Discoveries of unexpected marine life became a recurring theme of the project as further dives were conducted off the island of Ischia. The wall of Sant’Angelo is a natural underwater cliff that descends to 200m below sea level and is inhabited by pristine marine communities untouched by humans. Almost unseen below 100m, a dive into these waters in a submersible with a prominent marine researcher from Naples has unveiled the rich biodiversity of the depths below the typical scuba diving limit.
Among the discoveries were untouched populations of the precious Corallium rubrum (red coral), which has been intensely exploited since antiquity for its use in jewellery at shallower depths. The ecosystem also presented the scientists with interesting findings in the form of high density, centuries-old colonies of alcyonacean (soft corals), as well as schools of sardines, anchovies and bogues.
Dr. Nuria Teixido, Marine Ecologist at Stazione Zoologica Anton Dohrn, said: “Until recently, the exploration of the mesophotic and aphotic zone of the seas and oceans was severely limited due to the objective difficulty of access for recreational diving. However, the collaboration with Cookson Adventures represents a great opportunity for Italian scientific research for exploring the deep Mediterranean Sea because it is possible to use advanced technologies that are rarely available. These submersible deeper dives offer a glimpse into how Mediterranean communities were in the past and provide a reference point for the future for conservation and scientific purposes.”
Historical discoveries abound too, with the discovery of a new Roman shipwreck in the seas off Ustica. Riccardo Cingillo, an underwater photographer and archaeologist, identified the wreck as a Roman cargo ship, carrying a number of ancient amphora. A report was filed with the Sicilian Superintendent of the Sea (Soprintendenza del Mare) to investigate further.
Furthermore, diving with volcanologists from the National Institute of Geophysics and Volcanology (INGV) in Sicily revealed new evidence on the ocean floor of new volcanic activity related to Stromboli’s deadly eruption on 3rd July 2019.
Adam Sebba, CEO of Cookson Adventures, said, “I’m incredibly proud of our discoveries in southern Italy but equally as excited in knowing that there is so much more to be explored. We have always invited experts onboard our voyages to bring the natural world to life for each and every guest. The benefit of this is two-fold.

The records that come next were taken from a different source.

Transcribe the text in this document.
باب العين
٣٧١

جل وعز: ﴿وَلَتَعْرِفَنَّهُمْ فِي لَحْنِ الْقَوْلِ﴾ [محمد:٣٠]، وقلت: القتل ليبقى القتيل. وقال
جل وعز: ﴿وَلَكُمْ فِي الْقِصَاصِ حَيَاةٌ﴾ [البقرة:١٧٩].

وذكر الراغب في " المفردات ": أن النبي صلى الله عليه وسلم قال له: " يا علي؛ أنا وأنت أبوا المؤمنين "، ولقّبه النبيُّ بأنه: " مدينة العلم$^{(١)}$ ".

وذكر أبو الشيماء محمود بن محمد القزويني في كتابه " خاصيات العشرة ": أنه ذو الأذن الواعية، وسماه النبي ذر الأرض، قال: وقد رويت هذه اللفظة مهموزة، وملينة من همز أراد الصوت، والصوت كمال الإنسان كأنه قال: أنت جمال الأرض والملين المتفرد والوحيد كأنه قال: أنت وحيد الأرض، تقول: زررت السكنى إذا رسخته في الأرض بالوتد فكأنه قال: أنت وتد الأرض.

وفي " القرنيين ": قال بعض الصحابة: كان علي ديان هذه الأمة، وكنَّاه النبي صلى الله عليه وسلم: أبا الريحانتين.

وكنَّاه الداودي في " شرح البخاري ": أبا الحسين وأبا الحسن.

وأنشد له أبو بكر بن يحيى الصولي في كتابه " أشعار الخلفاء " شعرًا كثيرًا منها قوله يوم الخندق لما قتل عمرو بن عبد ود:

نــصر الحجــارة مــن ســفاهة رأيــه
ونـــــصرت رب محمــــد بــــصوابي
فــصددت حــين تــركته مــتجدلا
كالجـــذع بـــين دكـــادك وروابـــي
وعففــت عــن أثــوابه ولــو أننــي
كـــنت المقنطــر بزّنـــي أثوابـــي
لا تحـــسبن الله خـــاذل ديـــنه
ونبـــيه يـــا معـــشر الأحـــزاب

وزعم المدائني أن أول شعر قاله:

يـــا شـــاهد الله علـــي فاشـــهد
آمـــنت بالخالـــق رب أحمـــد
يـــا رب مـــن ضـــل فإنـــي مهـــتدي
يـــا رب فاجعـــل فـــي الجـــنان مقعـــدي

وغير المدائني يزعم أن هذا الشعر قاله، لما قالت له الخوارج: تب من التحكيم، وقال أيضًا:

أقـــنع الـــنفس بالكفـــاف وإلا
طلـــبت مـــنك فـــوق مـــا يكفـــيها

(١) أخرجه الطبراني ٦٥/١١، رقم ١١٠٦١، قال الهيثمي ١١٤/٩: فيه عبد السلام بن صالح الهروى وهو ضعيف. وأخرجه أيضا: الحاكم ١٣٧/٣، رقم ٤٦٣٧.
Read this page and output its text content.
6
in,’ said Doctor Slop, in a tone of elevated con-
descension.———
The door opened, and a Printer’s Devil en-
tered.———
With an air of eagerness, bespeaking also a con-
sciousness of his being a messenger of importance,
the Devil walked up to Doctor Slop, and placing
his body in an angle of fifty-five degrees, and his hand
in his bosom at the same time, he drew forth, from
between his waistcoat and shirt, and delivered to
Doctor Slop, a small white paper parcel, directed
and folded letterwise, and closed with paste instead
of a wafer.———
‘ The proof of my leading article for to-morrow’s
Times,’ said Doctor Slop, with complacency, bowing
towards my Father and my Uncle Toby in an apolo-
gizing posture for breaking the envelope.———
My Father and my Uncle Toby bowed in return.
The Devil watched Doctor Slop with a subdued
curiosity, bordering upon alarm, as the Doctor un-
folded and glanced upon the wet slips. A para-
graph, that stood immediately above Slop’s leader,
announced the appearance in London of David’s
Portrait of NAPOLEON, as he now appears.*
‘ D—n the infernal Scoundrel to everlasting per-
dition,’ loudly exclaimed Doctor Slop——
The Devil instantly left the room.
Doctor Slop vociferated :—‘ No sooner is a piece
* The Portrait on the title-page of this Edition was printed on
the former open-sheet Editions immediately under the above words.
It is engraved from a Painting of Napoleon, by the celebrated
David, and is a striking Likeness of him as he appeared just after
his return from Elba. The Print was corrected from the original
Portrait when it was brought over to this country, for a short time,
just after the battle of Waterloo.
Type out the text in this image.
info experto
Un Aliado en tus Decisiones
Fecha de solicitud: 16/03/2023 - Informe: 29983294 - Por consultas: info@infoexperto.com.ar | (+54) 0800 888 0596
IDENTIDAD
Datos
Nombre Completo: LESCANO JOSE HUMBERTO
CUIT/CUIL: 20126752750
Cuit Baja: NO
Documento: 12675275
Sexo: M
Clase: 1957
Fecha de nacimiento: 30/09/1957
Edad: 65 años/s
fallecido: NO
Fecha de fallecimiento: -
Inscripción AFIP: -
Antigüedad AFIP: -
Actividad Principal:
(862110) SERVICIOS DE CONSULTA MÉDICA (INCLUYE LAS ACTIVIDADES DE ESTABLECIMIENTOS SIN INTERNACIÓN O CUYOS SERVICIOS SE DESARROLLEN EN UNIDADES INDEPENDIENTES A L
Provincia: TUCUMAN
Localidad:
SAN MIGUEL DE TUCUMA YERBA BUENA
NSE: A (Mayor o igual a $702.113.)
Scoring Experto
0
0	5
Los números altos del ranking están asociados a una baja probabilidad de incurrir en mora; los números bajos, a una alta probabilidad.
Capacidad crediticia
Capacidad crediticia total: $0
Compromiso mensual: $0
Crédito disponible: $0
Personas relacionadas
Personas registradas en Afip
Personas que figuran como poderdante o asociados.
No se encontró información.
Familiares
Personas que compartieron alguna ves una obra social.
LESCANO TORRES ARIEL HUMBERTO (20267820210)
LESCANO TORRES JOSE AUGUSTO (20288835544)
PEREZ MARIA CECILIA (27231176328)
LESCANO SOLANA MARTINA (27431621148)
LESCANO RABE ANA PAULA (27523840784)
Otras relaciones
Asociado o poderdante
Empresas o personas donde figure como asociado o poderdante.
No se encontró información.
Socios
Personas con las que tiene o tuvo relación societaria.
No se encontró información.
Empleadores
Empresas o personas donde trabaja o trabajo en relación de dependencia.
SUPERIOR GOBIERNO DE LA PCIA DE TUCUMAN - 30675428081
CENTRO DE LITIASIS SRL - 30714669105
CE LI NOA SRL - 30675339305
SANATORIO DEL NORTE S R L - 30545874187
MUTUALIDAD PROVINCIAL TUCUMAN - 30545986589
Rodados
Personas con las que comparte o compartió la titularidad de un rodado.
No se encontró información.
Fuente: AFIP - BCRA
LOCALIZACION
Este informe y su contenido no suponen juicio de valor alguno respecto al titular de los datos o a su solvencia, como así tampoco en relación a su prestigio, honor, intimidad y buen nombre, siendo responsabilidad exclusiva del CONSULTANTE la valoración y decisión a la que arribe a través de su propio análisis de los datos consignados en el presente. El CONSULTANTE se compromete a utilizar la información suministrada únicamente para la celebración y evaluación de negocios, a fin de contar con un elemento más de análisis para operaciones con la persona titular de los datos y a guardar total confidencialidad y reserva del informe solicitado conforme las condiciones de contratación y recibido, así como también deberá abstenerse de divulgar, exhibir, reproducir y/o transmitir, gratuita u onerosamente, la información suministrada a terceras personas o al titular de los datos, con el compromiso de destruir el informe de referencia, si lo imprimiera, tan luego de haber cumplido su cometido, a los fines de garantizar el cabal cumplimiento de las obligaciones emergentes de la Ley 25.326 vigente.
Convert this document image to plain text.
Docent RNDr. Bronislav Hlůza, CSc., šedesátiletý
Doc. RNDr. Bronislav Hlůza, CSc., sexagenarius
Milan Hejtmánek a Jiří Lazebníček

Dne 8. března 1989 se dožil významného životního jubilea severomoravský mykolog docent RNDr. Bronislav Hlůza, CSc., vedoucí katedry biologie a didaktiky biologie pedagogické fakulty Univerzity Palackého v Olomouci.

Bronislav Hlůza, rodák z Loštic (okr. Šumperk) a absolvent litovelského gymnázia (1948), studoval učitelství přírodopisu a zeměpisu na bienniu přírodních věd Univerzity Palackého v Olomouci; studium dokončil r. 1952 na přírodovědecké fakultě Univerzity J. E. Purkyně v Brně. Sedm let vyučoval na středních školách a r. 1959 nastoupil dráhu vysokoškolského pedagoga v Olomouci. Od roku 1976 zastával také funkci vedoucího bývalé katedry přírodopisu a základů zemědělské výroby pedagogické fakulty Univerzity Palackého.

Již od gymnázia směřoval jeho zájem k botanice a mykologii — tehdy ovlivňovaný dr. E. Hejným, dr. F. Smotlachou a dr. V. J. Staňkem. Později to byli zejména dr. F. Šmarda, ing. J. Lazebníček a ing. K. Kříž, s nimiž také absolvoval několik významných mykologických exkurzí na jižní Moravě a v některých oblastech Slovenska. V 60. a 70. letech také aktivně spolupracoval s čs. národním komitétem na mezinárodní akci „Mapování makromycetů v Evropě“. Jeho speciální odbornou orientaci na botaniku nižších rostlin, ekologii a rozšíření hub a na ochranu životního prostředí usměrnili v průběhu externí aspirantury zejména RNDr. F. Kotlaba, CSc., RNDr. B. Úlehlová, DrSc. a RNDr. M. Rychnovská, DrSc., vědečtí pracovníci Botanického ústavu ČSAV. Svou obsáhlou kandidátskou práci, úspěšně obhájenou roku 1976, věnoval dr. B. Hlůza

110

We’re giving a platform to ground-breaking research and also allowing our explorers to experience hands-on discoveries that are shaping our knowledge of the world today.”
With the ability to build similar dives and conservation projects into its incredible, handcrafted expeditions for clients, Cookson is now offering guests the opportunity to seek out further world-first experiences as part of trips to the region. With a specialist yachting team that has access to a wide variety of superyachts, many with submersible capabilities, Cookson can build an Italian adventure for guests unlike anything that has ever been undertaken before.